The Australian Mathematical Society Medal – rules

Rules for the Australian Mathematical Society Medal

  1. There shall be a Medal known as “The Australian Mathematical Society Medal”.
    1. This will be awarded annually to a Member of the Society, for distinguished research in the Mathematical Sciences, who has been conferred a PhD (or equivalent)
      1. no more than 15 years before 31st December of the year in which the Medal is awarded, or
      2. with allowable periods of career interruption that would be commensurate with part 2(i)(a).
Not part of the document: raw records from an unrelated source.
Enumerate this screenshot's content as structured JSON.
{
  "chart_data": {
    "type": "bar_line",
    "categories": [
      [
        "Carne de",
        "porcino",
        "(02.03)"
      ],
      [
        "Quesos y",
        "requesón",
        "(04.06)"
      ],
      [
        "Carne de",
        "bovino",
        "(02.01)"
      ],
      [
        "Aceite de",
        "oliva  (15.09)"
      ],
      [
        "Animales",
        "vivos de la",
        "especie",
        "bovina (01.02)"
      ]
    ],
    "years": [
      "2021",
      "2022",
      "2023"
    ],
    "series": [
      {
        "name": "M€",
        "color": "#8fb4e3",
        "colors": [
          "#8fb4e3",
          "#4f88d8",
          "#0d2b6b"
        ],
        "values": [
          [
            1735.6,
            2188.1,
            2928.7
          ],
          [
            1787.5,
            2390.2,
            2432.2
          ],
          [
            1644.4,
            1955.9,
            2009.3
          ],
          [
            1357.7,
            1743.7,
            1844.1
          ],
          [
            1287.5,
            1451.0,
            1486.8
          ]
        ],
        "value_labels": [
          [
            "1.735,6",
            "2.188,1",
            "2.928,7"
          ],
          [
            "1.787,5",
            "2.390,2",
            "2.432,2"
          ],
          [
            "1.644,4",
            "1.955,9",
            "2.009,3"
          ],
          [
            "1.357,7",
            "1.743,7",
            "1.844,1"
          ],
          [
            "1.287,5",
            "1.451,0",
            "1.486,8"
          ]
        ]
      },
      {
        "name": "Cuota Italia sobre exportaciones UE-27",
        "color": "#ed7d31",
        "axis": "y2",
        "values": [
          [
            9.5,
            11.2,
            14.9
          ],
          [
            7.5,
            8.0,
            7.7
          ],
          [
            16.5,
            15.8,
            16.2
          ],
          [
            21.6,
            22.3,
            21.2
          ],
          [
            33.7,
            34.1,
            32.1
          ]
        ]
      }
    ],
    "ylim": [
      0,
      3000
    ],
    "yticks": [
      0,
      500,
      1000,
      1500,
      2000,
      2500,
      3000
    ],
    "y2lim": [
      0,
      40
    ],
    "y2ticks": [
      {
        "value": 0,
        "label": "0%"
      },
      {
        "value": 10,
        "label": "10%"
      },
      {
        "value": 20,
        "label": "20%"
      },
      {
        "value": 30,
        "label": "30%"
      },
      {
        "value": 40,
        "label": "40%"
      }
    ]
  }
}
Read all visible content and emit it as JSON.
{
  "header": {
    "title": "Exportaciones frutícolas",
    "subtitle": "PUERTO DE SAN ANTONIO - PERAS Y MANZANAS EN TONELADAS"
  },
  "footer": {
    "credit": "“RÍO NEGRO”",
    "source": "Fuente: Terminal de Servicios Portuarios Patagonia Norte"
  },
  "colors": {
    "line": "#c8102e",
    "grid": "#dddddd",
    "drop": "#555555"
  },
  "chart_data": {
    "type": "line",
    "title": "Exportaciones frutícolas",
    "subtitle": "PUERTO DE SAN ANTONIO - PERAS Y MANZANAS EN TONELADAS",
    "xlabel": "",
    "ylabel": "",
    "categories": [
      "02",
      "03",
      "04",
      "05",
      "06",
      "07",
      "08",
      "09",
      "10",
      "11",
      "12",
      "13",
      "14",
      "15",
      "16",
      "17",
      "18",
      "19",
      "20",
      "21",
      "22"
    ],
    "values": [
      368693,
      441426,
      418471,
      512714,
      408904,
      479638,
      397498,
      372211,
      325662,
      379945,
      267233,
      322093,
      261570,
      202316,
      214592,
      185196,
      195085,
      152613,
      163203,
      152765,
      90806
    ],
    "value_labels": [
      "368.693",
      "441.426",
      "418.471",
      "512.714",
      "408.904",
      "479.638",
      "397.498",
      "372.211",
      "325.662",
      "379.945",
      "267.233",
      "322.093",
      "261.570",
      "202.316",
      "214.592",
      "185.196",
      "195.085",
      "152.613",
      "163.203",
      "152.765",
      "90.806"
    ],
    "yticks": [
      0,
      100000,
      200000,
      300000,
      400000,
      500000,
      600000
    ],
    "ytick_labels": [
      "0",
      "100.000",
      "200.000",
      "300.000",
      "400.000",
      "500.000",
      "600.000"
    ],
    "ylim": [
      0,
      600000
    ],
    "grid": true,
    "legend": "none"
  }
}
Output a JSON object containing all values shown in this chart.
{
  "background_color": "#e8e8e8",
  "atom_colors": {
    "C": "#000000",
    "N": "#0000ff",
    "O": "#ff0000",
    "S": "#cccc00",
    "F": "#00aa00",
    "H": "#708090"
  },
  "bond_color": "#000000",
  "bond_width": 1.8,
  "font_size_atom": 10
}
      Through to 2023 nominees that are no more than 40 years of age as at 31st December of the year in which the Medal is awarded will also be accepted and the Medal Committee may waive this age limit by up to five years in cases where there have been significant interruptions to a mathematical career. The term commensurate allows for part-time employment of equivalent duration to be considered; career interruption should include those accepted by the Australian Research Council in their Fellowship application guidelines. The final decision on allowable periods due to career interruption will be made by the AustMS Medal Committee. Likewise, this Committee may accept for conferral of PhD that all requirements for a PhD have been met, or rule that an alternative pathway of recognised distinguished research is equivalent to the PhD requirement. In the case that a candidate for the Medal has not received a doctoral degree, the Committee will make their best determination of a date analogous to that of a PhD conferral. Nomination of a candidate for the AustMS medal who has had a career interruption should include a statement to this effect, including a quantification of the total number of years of interruption, plus present details of recognised distinguished research if they have not received a doctoral degree.
    2. A significant proportion of the research work should have been carried out in Australia. 
    3. In order to be eligible, a nominee for the Medal has to have been a member of the Society for the calendar year preceding the year of the award; back dating of membership to the previous year is not acceptable. 
  2. The award will be approved by the President on behalf of the Council of the Society on the recommendation of a Selection Committee appointed by the Council.
  3. The Selection Committee shall consist of 3 persons each appointed for a period of 3 years and known as “Incoming Chair”, “Chair” and “Outgoing Chair” respectively, together with a fourth person appointed each year for one year only.
  4. The Selection Committee will consult with appropriate assessors.
  5. The award of the Medal shall be recorded in one of the Society’s Journals along with the citation and photograph.
  6. The Selection Committee shall also prepare an additional citation in a form suitable for newspaper publication. This is to be embargoed until the Medal winner has been announced to the Society.
  7. One Medal shall be awarded each year, unless either no one of sufficient merit is found, in which case no Medal shall be awarded; or there is more than one candidate of equal (and sufficient) merit, in which case the committee can recommend the award of at most two Medals.
  8. Nominations for the Australian Mathematical Society Medal should include:
    1. A nomination form to be completed by the nominee, via the AMPA nominations website;
    2. an extended citation, not more than two pages in length, arguing the case for awarding the Medal to the nominee;
    3. a full list of publications of the candidate, with the most signi ficant marked by an asterisk;
    4. a curriculum vitae of the candidate’s professional career, highlighting any achievements which add support to the nomination; and
    5. the names of three suitable referees, along with a brief statement as to their appropriateness.
  9. Approved by Council in Resolution 75/15(ii)[1993] and amended in Resolution 77/30[1994], Resolution 81/27[1996], Resolution 93/17[2002], Resolution 101/25[2006], Resolution 123/31[2017] and Resolution 129/20(i) [2020].